“Alguns clientes mais que dobraram as exportações no ano passado, mas caiu o número daqueles que têm condições para isso. Já atendemos 12 fabricantes de autopeças, hoje são quatro”, atesta Camilla França, sócia-diretora da BFX Brazil, empresa que fundou em 2010 especializada em fornecer consultoria, negociação e representação de comércio exterior (trading) para fornecedores de componentes automotivos. Segundo ela, as vendas externas das empresas que representa estão concentradas 100% no mercado de reposição de países da América do Sul. “Para empresas menores é muito difícil expandir esse horizonte, pois a maioria não tem produtos, certificações (de qualidade) e nem conseguem atender prazos”, afirma.

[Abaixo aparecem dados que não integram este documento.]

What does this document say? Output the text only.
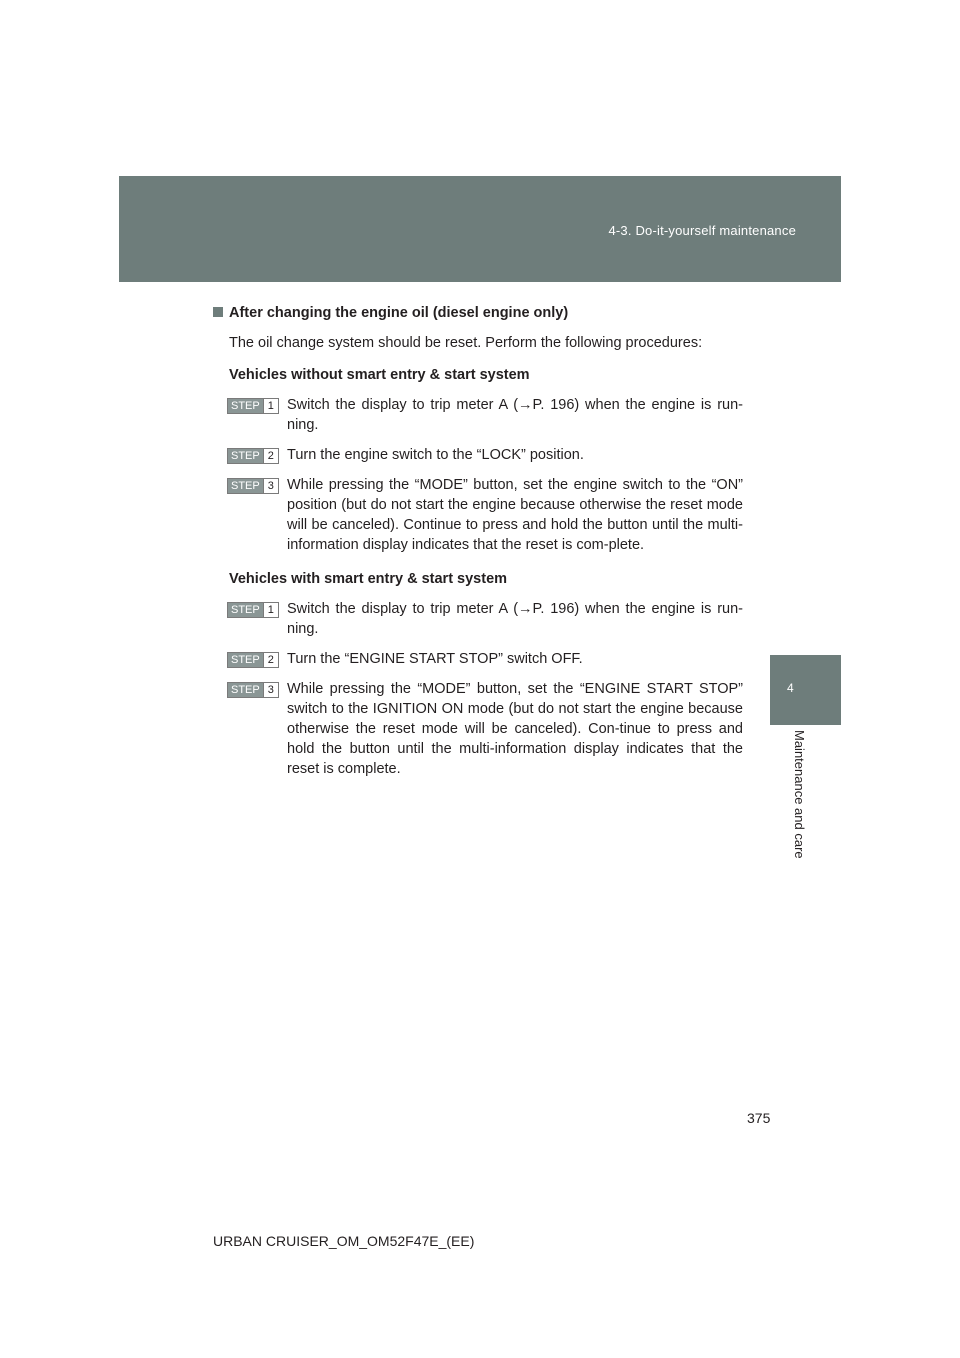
4-3. Do-it-yourself maintenance
4
Maintenance and care
After changing the engine oil (diesel engine only)
The oil change system should be reset. Perform the following procedures:
Vehicles without smart entry & start system
STEP 1 Switch the display to trip meter A (→P. 196) when the engine is run-ning.
STEP 2 Turn the engine switch to the “LOCK” position.
STEP 3 While pressing the “MODE” button, set the engine switch to the “ON” position (but do not start the engine because otherwise the reset mode will be canceled). Continue to press and hold the button until the multi-information display indicates that the reset is com-plete.
Vehicles with smart entry & start system
STEP 1 Switch the display to trip meter A (→P. 196) when the engine is run-ning.
STEP 2 Turn the “ENGINE START STOP” switch OFF.
STEP 3 While pressing the “MODE” button, set the “ENGINE START STOP” switch to the IGNITION ON mode (but do not start the engine because otherwise the reset mode will be canceled). Con-tinue to press and hold the button until the multi-information display indicates that the reset is complete.
375
URBAN CRUISER_OM_OM52F47E_(EE)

Levantamento do Sindipeças, que reúne pouco mais de 400 empresas, sobre o movimento de comércio exterior de autopeças é revelador quanto à situação de fadiga do setor no Brasil. Mesmo depois de o real acumular desvalorização diante do dólar superior a 40% desde 2014, as exportações de componentes vêm caindo ano a ano, à razão de US$ 1 bilhão por ano. Em 2016, as vendas externas de peças somaram US$ 6,5 bilhões, em queda de 13,6% sobre 2015, depois do declínio de 9,4% um ano antes e retração de 15,4% em 2014 ante 2013. A produção nacional de veículos também apresentou quedas sucessivas nos últimos quatro anos, mas nem por isso a balança comercial setorial deixou de apresentar pesados déficits. Em 2016 as importações de peças superaram as exportações em US$ 5,2 bilhões. Os números revelam, portanto, que os problemas das fabricantes nacionais de autopeças para exportar vão muito além da taxa de câmbio.
Se não é tudo, também é verdade que o câmbio tem grande influência sobre os negócios no exterior. A recente onda de valorização do real já começa a fazer efeito negativo para os clientes da BFX. “É muito difícil fazer qualquer tipo de reajuste de preços”, destaca Camilla. “Existe incentivo para exportar no momento, a taxa em torno de R$ 3 por dólar é melhor do que alguns anos atrás, mas apenas iguala o produto brasileiro ao chinês. Seria ideal (a taxa) mais próxima de R$ 4”, avalia.
MERCADO PROMISSOR
Apesar das dificuldades, a expectativa é de que as exportações brasileiras de autopeças voltem a crescer pela primeira vez em cinco anos. O Sindipeças projeta expansão de 6% nas vendas externas do setor este ano em comparação com 2016, estimando faturamento de quase US$ 7 bilhões. Basicamente, quem conseguiu sobreviver poderá fechar mais negócios no exterior em 2017.
Na BFX, a agenda já fechada até o meio deste ano está cheia, com visitas a nove países da América do Sul, para prospectar potenciais compradores de autopeças brasileiras. A trading também vai representar clientes na próxima Automec de São Paulo, em abril, e na feira de Dubai, nos Emirados Árabes Unidos, em maio. “O cenário é de fechamento de empresas no Brasil e aumento da demanda externa (de componentes)”, confirma Camilla.
Para viabilizar as exportações dos clientes fabricantes de autopeças, a BFX precisa vender o pacote completo de assessoria em comércio exterior. “O trabalho começa com um diagnóstico sobre a empresa, para saber o que é necessário fazer para exportar. Só depois disso podemos começar a representar o cliente e negociar seus produtos no exterior”, explica.